Windmills and solar plants kill hundreds of times more birds than oil spills

Along with polar bears in ice floes drifting out to sea, a favorite image of the greenies is oil-soaked birds, flung before us every time there is an oil spill, even one so minor that the media expresses it in gallons, not barrels of oil in order to make it seem large-scale.  The recent pipeline spill at Refugio State beach in California sounded much worse as 100,000 gallons than 2,380 barrels.  And pictures of oil-soaked birds were ubiquitous.

Why, you’d think that getting our power from oil is the worst thing that could happen to our avian friends.  But Kerry Jackson, writing at Investor’s Business Daily, brings some important perspective to energy choices and bird survival. It turns our that greenies have a lot of bird blood on their hands:

In latest U.S. oil spill off the coast of California, 161 birds died, as of the most recent count.

Now, compare this toll to the damage wrought by wind and solar power.

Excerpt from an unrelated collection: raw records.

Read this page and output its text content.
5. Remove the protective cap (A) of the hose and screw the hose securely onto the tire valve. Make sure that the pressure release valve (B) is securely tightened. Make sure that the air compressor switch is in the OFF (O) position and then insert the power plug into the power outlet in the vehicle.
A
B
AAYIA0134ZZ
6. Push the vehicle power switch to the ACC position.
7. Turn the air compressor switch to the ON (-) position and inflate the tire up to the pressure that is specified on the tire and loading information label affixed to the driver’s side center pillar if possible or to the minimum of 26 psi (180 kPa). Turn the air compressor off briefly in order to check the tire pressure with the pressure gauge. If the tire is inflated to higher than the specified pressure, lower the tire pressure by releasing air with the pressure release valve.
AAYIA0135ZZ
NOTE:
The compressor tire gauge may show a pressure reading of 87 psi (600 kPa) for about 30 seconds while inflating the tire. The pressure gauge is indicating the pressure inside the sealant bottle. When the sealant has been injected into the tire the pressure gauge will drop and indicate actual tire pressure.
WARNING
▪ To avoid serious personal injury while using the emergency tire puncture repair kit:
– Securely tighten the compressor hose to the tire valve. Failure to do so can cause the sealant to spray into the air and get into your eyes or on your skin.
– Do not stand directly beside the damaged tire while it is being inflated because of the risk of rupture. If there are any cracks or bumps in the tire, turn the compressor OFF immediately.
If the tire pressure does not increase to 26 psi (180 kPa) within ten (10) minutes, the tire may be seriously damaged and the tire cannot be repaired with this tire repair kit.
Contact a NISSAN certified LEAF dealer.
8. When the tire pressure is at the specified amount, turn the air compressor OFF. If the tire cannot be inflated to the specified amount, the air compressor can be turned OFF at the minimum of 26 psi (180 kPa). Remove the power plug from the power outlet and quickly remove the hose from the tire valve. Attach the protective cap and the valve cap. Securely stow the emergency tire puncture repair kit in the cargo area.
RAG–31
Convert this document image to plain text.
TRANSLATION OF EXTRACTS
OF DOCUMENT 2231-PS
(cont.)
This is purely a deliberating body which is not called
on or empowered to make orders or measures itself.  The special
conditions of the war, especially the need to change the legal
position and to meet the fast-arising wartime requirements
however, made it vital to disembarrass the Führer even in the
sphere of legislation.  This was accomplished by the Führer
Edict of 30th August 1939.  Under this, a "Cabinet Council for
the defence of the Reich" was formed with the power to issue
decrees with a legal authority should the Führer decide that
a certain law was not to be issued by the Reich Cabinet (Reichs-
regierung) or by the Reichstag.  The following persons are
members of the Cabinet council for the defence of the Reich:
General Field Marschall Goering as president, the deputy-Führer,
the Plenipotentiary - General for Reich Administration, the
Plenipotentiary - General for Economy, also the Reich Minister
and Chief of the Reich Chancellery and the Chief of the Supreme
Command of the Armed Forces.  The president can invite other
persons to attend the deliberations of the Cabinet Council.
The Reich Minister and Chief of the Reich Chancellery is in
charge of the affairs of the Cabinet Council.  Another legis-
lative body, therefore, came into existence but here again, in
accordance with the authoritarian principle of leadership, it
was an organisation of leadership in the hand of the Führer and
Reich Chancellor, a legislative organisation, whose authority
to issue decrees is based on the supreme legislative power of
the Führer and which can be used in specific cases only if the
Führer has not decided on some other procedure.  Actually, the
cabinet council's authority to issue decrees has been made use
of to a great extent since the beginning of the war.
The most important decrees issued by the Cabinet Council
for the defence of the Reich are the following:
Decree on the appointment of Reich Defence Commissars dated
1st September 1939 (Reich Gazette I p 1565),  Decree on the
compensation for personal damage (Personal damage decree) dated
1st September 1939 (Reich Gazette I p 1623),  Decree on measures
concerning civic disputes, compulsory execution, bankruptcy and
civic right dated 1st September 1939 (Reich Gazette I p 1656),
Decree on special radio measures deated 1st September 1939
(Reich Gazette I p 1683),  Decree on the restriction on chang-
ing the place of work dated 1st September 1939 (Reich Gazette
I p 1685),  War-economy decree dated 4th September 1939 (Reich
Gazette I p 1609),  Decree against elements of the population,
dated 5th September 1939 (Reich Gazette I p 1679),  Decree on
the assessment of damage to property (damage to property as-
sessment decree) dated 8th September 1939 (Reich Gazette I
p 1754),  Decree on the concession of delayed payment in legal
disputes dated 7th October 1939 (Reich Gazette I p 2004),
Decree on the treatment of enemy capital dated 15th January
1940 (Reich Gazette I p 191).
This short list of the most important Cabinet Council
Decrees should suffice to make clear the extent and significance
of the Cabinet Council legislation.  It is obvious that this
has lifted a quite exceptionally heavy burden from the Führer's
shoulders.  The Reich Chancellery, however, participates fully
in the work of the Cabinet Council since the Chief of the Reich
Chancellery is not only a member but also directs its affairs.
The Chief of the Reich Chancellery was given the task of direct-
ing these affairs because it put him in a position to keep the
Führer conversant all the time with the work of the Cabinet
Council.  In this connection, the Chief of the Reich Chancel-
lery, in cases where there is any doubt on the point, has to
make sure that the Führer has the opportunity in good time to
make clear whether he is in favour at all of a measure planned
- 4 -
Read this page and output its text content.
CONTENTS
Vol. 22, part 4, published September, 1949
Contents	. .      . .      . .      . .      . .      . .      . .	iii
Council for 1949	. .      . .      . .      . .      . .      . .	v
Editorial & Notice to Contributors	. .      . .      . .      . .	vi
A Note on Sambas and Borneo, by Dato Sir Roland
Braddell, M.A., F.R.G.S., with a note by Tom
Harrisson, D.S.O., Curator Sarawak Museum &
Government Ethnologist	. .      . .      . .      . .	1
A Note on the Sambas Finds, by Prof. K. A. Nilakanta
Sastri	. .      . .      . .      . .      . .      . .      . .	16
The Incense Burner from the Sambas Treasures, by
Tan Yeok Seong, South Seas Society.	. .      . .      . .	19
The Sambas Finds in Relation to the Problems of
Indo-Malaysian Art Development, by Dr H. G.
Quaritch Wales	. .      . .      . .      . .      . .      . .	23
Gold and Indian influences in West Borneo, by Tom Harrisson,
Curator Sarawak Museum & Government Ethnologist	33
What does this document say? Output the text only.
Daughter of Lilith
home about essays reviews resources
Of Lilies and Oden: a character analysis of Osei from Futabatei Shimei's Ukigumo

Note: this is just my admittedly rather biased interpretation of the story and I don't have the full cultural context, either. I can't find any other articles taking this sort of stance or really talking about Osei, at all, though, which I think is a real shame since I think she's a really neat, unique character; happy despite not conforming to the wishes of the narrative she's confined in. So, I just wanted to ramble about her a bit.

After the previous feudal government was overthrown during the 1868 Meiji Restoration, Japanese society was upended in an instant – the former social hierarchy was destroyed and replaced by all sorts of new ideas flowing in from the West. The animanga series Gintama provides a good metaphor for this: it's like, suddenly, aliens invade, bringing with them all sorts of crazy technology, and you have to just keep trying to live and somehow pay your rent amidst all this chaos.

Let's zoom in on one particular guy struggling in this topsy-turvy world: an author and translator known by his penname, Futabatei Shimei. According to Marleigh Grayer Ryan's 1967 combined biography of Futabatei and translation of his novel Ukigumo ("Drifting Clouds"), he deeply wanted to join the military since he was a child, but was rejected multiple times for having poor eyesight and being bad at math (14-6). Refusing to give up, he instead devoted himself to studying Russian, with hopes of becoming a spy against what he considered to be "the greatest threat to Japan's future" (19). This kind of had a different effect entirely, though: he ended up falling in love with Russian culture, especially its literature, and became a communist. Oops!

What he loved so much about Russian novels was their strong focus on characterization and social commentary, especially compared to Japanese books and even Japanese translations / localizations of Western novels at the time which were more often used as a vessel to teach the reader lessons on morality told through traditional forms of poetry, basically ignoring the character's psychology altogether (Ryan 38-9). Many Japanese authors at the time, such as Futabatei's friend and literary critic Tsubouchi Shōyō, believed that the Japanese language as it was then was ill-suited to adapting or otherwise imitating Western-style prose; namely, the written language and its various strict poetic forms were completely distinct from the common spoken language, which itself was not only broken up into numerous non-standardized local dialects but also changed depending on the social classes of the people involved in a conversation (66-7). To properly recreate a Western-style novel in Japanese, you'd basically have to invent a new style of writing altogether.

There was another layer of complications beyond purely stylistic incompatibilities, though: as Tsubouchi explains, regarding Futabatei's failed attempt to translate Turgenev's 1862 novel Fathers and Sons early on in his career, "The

Estimates for bird deaths by wind turbine run from 100,000 a year (the National Research Council) to 300,000 (American Bird Conservancy). Bloomberg News puts the toll at 573,000 birds in 2012. At the high end of the estimates, that's well more than 1,000 birds chopped to death each day.

Meanwhile, as many as 28,000 birds are killed each year — that's one every two minutes — by the Ivanpah solar plant in the Mojave Desert, according to the U.S. Fish and Wildlife Service. Ivanpah focuses more than 300,000 mirrors on three 459-foot towers, generating heat of up to 800 degrees — enough to fry birds that happen to fly by.

To be fair, the 2010 BP oil spill in the Gulf of Mexico did do substantial damage to fowl in the region. The U.S. Fish and Wildlife Service reports that 2,303 "visibly oiled" dead birds were collected "within the Deepwater Horizon/BP incident impact area."

But oil spills the size of the BP accident don't happen every year. Deaths caused by wind turbines and solar farms, however, don't stop. The Daily Caller reports that "in the time since the 2010 BP oil spill, some 2.9 million birds have been killed by wind turbines."

In fact, writing on these pages, Norman Rogers has chronicled and photographed the horrific toll on birds burned alive mid-air by the Ivanpah solar energy plant.

In addition to being heavily subsidized, that plant is producing only 40% of its expected power output.

But in the green propaganda media – which includes almost every major media outlet – the only bird lives that matter are those few who fall victim to oil spills.  But all #birdlivesmatter, don’t they?